The pursuit of wellness is a dream, and every dream has a darker side. On a number of pro-anorexia websites, there are discussions about many of the topics favoured by the wellness brigade. On a popular clean eating website, one girl writes that the ‘spring rolls are easy to take to work and look like you’re actually eating proper food, lol’. On a thread devoted to the topic of chia seeds, a user comments that they are ‘really helping with hunger’ because ‘when they get into your stomach they absorb the water and expand, making you feel full’.
While the wellness gurus deliberately avoid any discussion of eating disorders and diets, their attitude to food is often worrying. Madeleine Shaw admits that she ‘wasn’t always this healthy’ and that as a young girl she had ‘quite a torturous relationship with food and my body’. She suffered cycles of ‘depriving and bingeing’, which led to her hair falling out and her periods stopping. At one point, she reportedly ate only rice cakes and fruit. She is careful not to refer explicitly to an eating disorder, but it certainly sounds as if she had a disordered way of eating. Phrases used by devotees of the religion, such as ‘eat clean’ or ‘it’s not a diet, it’s a lifestyle’, feature frequently on pro-anorexia chat rooms. In a blog on the Anorexic Angels website, which has since been taken down, ‘Ima_Be_Thin’ referred to gluten-free as the ‘best diet trick ever’ because ‘it’s just such a common allergy no one 2nd guesses me’. Dr Bijal Chheda-Varma, a consultant at the Nightingale Hospital in London who specialises in eating disorders, says that she is seeing more and more patients who have eschewed certain food groups based on advice they have read online. ‘Clean eating’ is a term she is used to hearing as a way of justifying a particular diet. ‘Apps and social media do not necessarily cause obsessive behaviour, but can increase obsession over food,’ she says.
Social media websites are wary about being associated with eating disorders; Instagram’s privacy and safety centre has a whole section dedicated to the topic. A search for the phrase ‘anorexia’ brings up a warning about ‘graphic content’. But type in ‘orthorexia’ — the term associated with obsessive healthy eating — and no such warning appears. More than 80,000 images pop up, tagged with those increasingly familiar incantations: #wellness #eatclean #nourish.

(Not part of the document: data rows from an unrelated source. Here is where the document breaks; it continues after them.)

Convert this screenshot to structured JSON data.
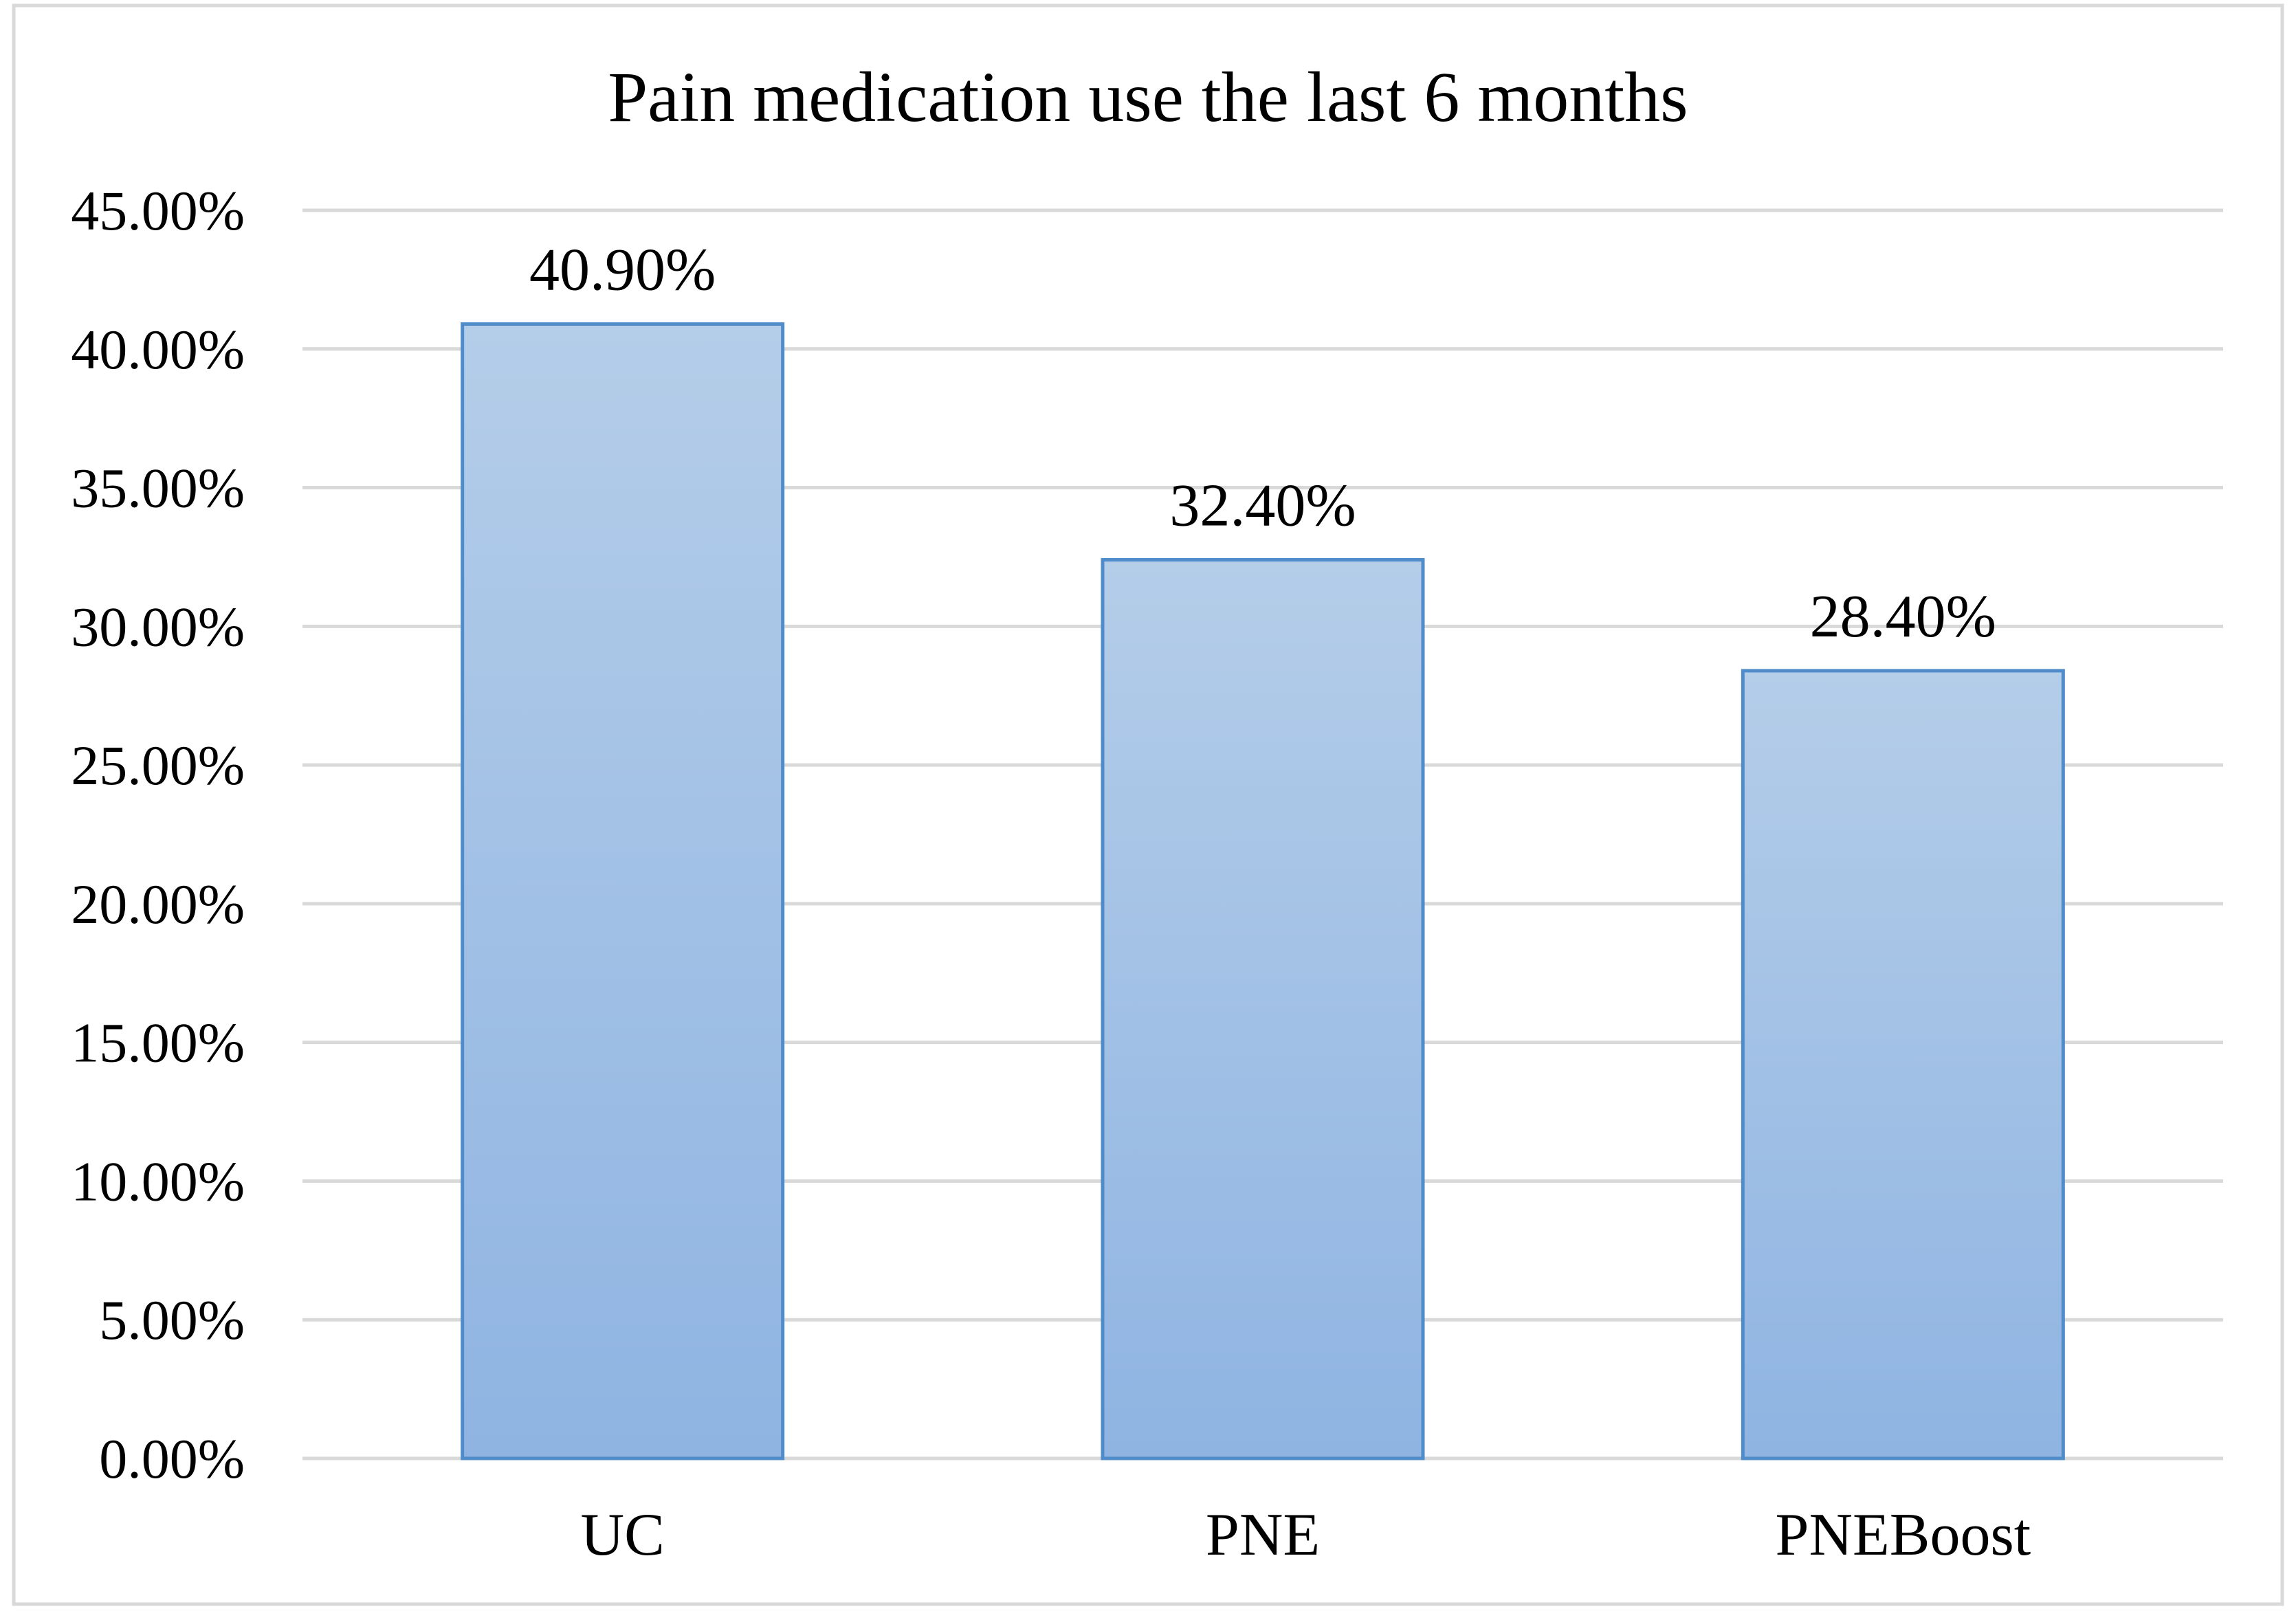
{
  "chart_data": {
    "type": "bar",
    "title": "Pain medication use the last 6 months",
    "categories": [
      "UC",
      "PNE",
      "PNEBoost"
    ],
    "values": [
      40.9,
      32.4,
      28.4
    ],
    "data_labels": [
      "40.90%",
      "32.40%",
      "28.40%"
    ],
    "ylim": [
      0,
      45
    ],
    "yticks": [
      0,
      5,
      10,
      15,
      20,
      25,
      30,
      35,
      40,
      45
    ],
    "ytick_labels": [
      "0.00%",
      "5.00%",
      "10.00%",
      "15.00%",
      "20.00%",
      "25.00%",
      "30.00%",
      "35.00%",
      "40.00%",
      "45.00%"
    ],
    "xlabel": "",
    "ylabel": "",
    "grid": true,
    "legend": "none",
    "colors": {
      "bar_top": "#b4cde9",
      "bar_bottom": "#8fb4e2",
      "bar_border": "#4f8cc9",
      "gridline": "#d9d9d9",
      "frame": "#d9d9d9"
    }
  }
}
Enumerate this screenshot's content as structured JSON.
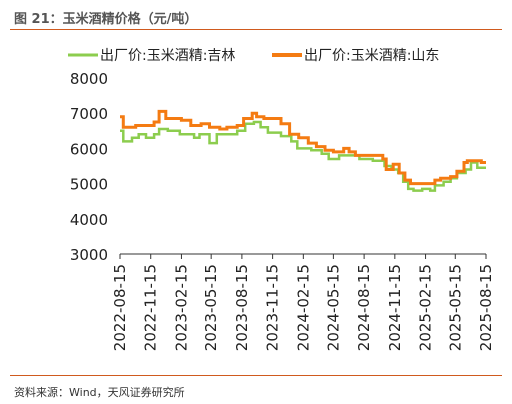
{
  "title": "图 21：玉米酒精价格（元/吨）",
  "source": "资料来源：Wind，天风证券研究所",
  "colors": {
    "jilin": "#8ccd4e",
    "shandong": "#f47b12",
    "rule": "#d05a1e",
    "axis": "#333333"
  },
  "chart_data": {
    "type": "line",
    "ylim": [
      3000,
      8000
    ],
    "yticks": [
      "3000",
      "4000",
      "5000",
      "6000",
      "7000",
      "8000"
    ],
    "xticks": [
      "2022-08-15",
      "2022-11-15",
      "2023-02-15",
      "2023-05-15",
      "2023-08-15",
      "2023-11-15",
      "2024-02-15",
      "2024-05-15",
      "2024-08-15",
      "2024-11-15",
      "2025-02-15",
      "2025-05-15",
      "2025-08-15"
    ],
    "legend_position": "top",
    "series": [
      {
        "name": "出厂价:玉米酒精:吉林",
        "color": "#8ccd4e",
        "points": [
          [
            "2022-08-15",
            6500
          ],
          [
            "2022-08-25",
            6200
          ],
          [
            "2022-09-20",
            6300
          ],
          [
            "2022-10-10",
            6400
          ],
          [
            "2022-11-01",
            6300
          ],
          [
            "2022-11-25",
            6400
          ],
          [
            "2022-12-10",
            6550
          ],
          [
            "2023-01-05",
            6500
          ],
          [
            "2023-02-10",
            6400
          ],
          [
            "2023-03-25",
            6300
          ],
          [
            "2023-04-10",
            6400
          ],
          [
            "2023-05-10",
            6150
          ],
          [
            "2023-06-01",
            6400
          ],
          [
            "2023-07-01",
            6400
          ],
          [
            "2023-08-01",
            6500
          ],
          [
            "2023-08-25",
            6700
          ],
          [
            "2023-09-20",
            6750
          ],
          [
            "2023-10-10",
            6600
          ],
          [
            "2023-11-01",
            6450
          ],
          [
            "2023-12-10",
            6350
          ],
          [
            "2024-01-10",
            6200
          ],
          [
            "2024-01-28",
            6000
          ],
          [
            "2024-03-10",
            5950
          ],
          [
            "2024-04-10",
            5850
          ],
          [
            "2024-05-01",
            5700
          ],
          [
            "2024-06-01",
            5800
          ],
          [
            "2024-07-15",
            5800
          ],
          [
            "2024-08-01",
            5700
          ],
          [
            "2024-09-10",
            5650
          ],
          [
            "2024-10-15",
            5500
          ],
          [
            "2024-11-05",
            5400
          ],
          [
            "2024-11-25",
            5300
          ],
          [
            "2024-12-10",
            5050
          ],
          [
            "2024-12-25",
            4850
          ],
          [
            "2025-01-10",
            4800
          ],
          [
            "2025-02-05",
            4850
          ],
          [
            "2025-03-01",
            4800
          ],
          [
            "2025-03-15",
            4950
          ],
          [
            "2025-04-10",
            5050
          ],
          [
            "2025-05-01",
            5150
          ],
          [
            "2025-05-20",
            5300
          ],
          [
            "2025-06-15",
            5400
          ],
          [
            "2025-07-01",
            5600
          ],
          [
            "2025-07-20",
            5450
          ],
          [
            "2025-08-15",
            5450
          ]
        ]
      },
      {
        "name": "出厂价:玉米酒精:山东",
        "color": "#f47b12",
        "points": [
          [
            "2022-08-15",
            6900
          ],
          [
            "2022-08-25",
            6600
          ],
          [
            "2022-10-01",
            6650
          ],
          [
            "2022-11-01",
            6650
          ],
          [
            "2022-11-25",
            6750
          ],
          [
            "2022-12-10",
            7050
          ],
          [
            "2022-12-30",
            6850
          ],
          [
            "2023-02-15",
            6800
          ],
          [
            "2023-03-15",
            6650
          ],
          [
            "2023-04-15",
            6700
          ],
          [
            "2023-05-10",
            6600
          ],
          [
            "2023-06-10",
            6550
          ],
          [
            "2023-07-01",
            6600
          ],
          [
            "2023-08-01",
            6650
          ],
          [
            "2023-08-20",
            6850
          ],
          [
            "2023-09-15",
            7000
          ],
          [
            "2023-09-28",
            6900
          ],
          [
            "2023-10-20",
            6850
          ],
          [
            "2023-11-20",
            6850
          ],
          [
            "2023-12-10",
            6700
          ],
          [
            "2024-01-05",
            6400
          ],
          [
            "2024-02-01",
            6300
          ],
          [
            "2024-03-01",
            6150
          ],
          [
            "2024-03-25",
            6050
          ],
          [
            "2024-04-20",
            5950
          ],
          [
            "2024-05-15",
            5900
          ],
          [
            "2024-06-15",
            6000
          ],
          [
            "2024-07-01",
            5900
          ],
          [
            "2024-07-20",
            5800
          ],
          [
            "2024-08-20",
            5800
          ],
          [
            "2024-09-20",
            5800
          ],
          [
            "2024-10-10",
            5700
          ],
          [
            "2024-10-20",
            5400
          ],
          [
            "2024-11-10",
            5550
          ],
          [
            "2024-11-28",
            5300
          ],
          [
            "2024-12-15",
            5100
          ],
          [
            "2025-01-01",
            5000
          ],
          [
            "2025-02-01",
            5000
          ],
          [
            "2025-03-01",
            5000
          ],
          [
            "2025-03-15",
            5100
          ],
          [
            "2025-04-01",
            5150
          ],
          [
            "2025-05-01",
            5200
          ],
          [
            "2025-05-20",
            5350
          ],
          [
            "2025-06-10",
            5600
          ],
          [
            "2025-06-20",
            5650
          ],
          [
            "2025-07-15",
            5650
          ],
          [
            "2025-08-01",
            5600
          ],
          [
            "2025-08-15",
            5600
          ]
        ]
      }
    ]
  }
}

The sentiment underlying this new cult isn’t a bad one. Most of us would like to be healthier. But we can’t expect the supermarkets to let us know what healthy is — their job is to flog us food, and they do it very well. The overwhelming advice from the people who know a lot about nutrition and dietary health doesn’t seem to have changed much over the years: everything in moderation.